This doesn’t feel like a bad bushfire season or even a “bad flu season” as so many people called it, at the beginning. This feels a bit like a war.

I wasn’t expecting to find very much to relate to, in Sandy Fussell’s new book, Red Day. Indeed, that’s part of the reason I chose it, on my last physical trip to a bookshop since this all started. I’ve long been fascinated by synaesthesia, and so I thought I could indulge in some interesting learning. And I thought a teen romance would be escapist enough to take me away somewhat from the chaos around us. I knew that this book was set on the backdrop of wartime but even that – two weeks ago – felt somewhat escapist and so far from my everyday life, here in sleepy, small Tasmania.

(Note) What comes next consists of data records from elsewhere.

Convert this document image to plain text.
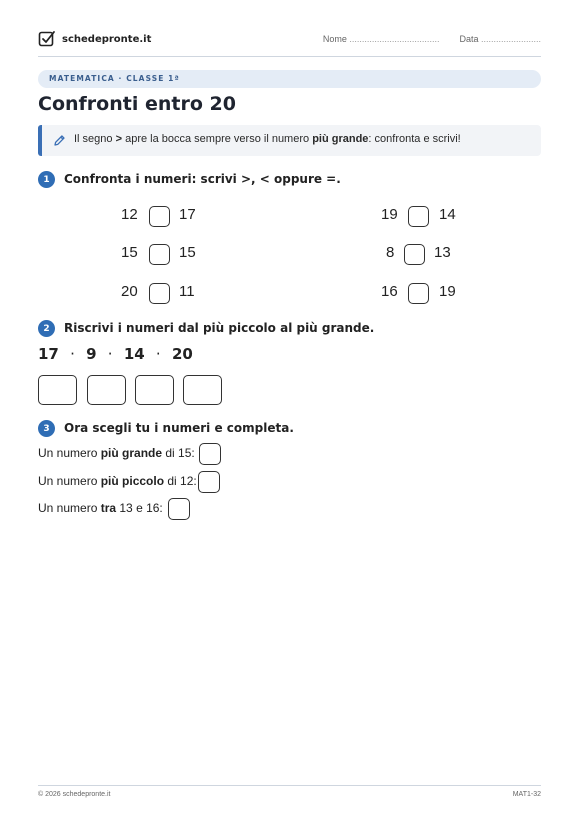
schedepronte.it	Nome .................................... Data ........................
MATEMATICA · CLASSE 1ª
Confronti entro 20
Il segno > apre la bocca sempre verso il numero più grande: confronta e scrivi!
1	Confronta i numeri: scrivi >, < oppure =.
12	17
15	15
20	11
19	14
8	13
16	19
2	Riscrivi i numeri dal più piccolo al più grande.
17 · 9 · 14 · 20
3	Ora scegli tu i numeri e completa.
Un numero più grande di 15:
Un numero più piccolo di 12:
Un numero tra 13 e 16:
© 2026 schedepronte.it	MAT1-32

Two weeks on, it feels a bit like we’re in a war. Two weeks on, I felt more to connect with in this book than I could have imagined.

There was so much in this story that did carry me away from the dystopia we’re living in. I adored Charlie. She was the definition of a strong female character – whip-smart and brave and funny and kind, while also being flawed and spiky and defensive and (occasionally) judgemental and mean-spirited. She felt intensely real. I also loved the depiction of Kenichi. He never felt “other”. He always felt like just another teenage boy, albeit one with some odd pronunciations of English words (who can blame him? English is a ridiculous language). Their blossoming closeness was a complete delight and so very real. I was fully invested in it from page one.

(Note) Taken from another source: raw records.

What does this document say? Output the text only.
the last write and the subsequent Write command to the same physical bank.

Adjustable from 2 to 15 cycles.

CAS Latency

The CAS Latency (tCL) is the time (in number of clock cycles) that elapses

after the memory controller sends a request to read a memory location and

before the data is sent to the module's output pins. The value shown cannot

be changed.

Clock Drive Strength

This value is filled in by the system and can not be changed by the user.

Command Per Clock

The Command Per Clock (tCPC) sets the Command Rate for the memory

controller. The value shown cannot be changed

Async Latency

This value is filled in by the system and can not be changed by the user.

The relationships between the other characters – particularly Charlie and her mother and grandmother – completely captivated me. Fussell never shies away from writing the hard stuff and some of this felt so raw it was difficult to read, but so very worth it. The mystery of what happened to Charlie’s brother is absorbing, and heartbreaking when the truth of what happened is revealed.

I was also totally fascinated by the descriptions of synaesthesia. I still have enormous trouble wrapping my head around what it would feel like (I’ve gone down a rabbit hole of watching YouTube videos about it but I’m still completely stumped). However, Sandy Fussell does a magnificent job of bringing this amazing phenomenon to life on the page. It still feels like a kind of implausible magic, but maybe that’s fine. Maybe I’m not meant to understand.

What I wasn’t expecting, when I picked up this book, is that the historical aspects of the story would feel so pertinent today. The uncertainty and fear and paranoia when we’re faced with life-threatening situations feels very similar to what we’re going through now. The sense that life has shifted in a way we will never comprehend and that we must live one day at a time in order to get through it all – that feels uncannily like our reality now. And the kindness of strangers – so powerfully described in the book – is what we all must strive for and take comfort in.

I read Red Day at exactly the right time. It carried me away and comforted me and made me feel less alone. And at times like these, there is nothing more valuable than a book that does this.